I have taken home quite a few of these free books – sometimes I snagged them from the lunch room and sometimes one of the advertising rep, who is friendly with the editorial assistant and often would receive books directly from her, would end up giving me the books she had received.
Yesterday there was a small pile of books on the lunch room table. Two of them were in Spanish, one was a photo book on dolphins, and there were a few others which I don’t remember. Only one struck my fancy and I took it.
I haven’t started reading it yet, but it seems like a good blend of LA history, subcultural study as well as gender study.
The zoot suit, a snazzy style of suit with baggy pants, was a popular attire among the Mexican pachucos of Los Angeles. Their female pachuca counterparts had their own style, but often wore the baggy pants (as in the book’s cover) or the same style of suit as the men. But while the pachucos have been the subject of studies, books, art and film, not much has been said of the experiences of the female pachucas or their place within the subculture. According to the publisher’s note, this book is the first to attempt to do so.
According to Duke University Press, the publisher:
“Catherine S. Ramírez draws on interviews she conducted with Mexican American women who came of age in Los Angeles in the late 1930s, 1940s, and 1950s as she recovers the neglected stories of pachucas. Investigating their relative absence in scholarly and artistic works, she argues that both wartime U.S. culture and the Chicano movement rejected pachucas because they threatened traditional gender roles. Ramírez reveals how pachucas challenged dominant notions of Mexican American and Chicano identity, how feminists have reinterpreted la pachuca, and how attention to an overlooked figure can disclose much about history making, nationalism, and resistant identities.”

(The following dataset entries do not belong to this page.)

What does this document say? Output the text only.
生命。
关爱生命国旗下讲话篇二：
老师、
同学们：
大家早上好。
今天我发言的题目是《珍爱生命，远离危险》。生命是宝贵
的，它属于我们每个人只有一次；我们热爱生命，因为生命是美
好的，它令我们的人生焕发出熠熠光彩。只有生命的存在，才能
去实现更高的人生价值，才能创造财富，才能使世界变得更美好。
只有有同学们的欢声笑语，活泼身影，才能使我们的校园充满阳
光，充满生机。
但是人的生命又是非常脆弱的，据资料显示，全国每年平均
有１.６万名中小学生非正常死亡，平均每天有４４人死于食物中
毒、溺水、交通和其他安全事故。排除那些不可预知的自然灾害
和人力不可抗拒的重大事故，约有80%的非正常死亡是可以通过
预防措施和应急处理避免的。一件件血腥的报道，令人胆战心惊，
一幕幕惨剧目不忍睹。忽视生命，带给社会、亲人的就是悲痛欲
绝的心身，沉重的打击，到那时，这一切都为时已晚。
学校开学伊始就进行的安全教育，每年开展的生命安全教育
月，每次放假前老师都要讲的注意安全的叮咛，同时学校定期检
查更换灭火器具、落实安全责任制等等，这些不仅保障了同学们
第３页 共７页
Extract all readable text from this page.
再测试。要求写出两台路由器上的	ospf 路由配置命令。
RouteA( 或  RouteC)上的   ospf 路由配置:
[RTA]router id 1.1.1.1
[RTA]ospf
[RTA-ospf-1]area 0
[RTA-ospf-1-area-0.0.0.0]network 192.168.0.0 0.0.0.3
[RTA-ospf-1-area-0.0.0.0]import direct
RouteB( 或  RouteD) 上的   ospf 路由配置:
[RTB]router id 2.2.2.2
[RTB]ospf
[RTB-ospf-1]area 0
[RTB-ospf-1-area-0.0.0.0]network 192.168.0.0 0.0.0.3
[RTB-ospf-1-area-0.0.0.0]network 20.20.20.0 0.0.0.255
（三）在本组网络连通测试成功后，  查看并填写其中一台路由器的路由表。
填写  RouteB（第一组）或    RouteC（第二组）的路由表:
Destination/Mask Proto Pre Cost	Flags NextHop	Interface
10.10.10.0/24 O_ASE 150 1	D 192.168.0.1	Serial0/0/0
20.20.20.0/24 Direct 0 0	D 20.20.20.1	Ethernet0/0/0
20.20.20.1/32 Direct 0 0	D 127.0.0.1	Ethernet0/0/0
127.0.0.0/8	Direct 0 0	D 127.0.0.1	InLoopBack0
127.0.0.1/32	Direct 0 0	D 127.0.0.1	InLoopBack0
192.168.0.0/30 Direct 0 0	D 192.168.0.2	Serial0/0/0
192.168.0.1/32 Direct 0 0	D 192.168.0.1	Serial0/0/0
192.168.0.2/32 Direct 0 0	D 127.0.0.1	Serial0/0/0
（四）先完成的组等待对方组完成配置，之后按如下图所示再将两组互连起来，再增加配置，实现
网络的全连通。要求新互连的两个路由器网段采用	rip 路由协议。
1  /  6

Like I said – sounds like an interesting book. A glimpse of Los Angeles in the 30s-50s, a look at the zoot suit subculture and the Pachuca women who challenged dominant gender identities, and a study of resistance all around. Can’t wait to crack it. I'll share my opinion when I do.
P.S.:
I hope this doesn’t offend anybody…but flipping through the books and looking at the pictures I noticed a striking similarity between the Pachuca style and the styles sported by the Hispanic girls and cholas I went to high school with. Coming from Indonesia at 15, this was my first glimpse of this style – the extremely curled and crunchy bangs, the super-thin drawn eyebrow, the black-lined lips, the big hair at the crown - and they puzzled me (nobody in high school looked like that in 21 Jump Street). Now I see that it has a long history.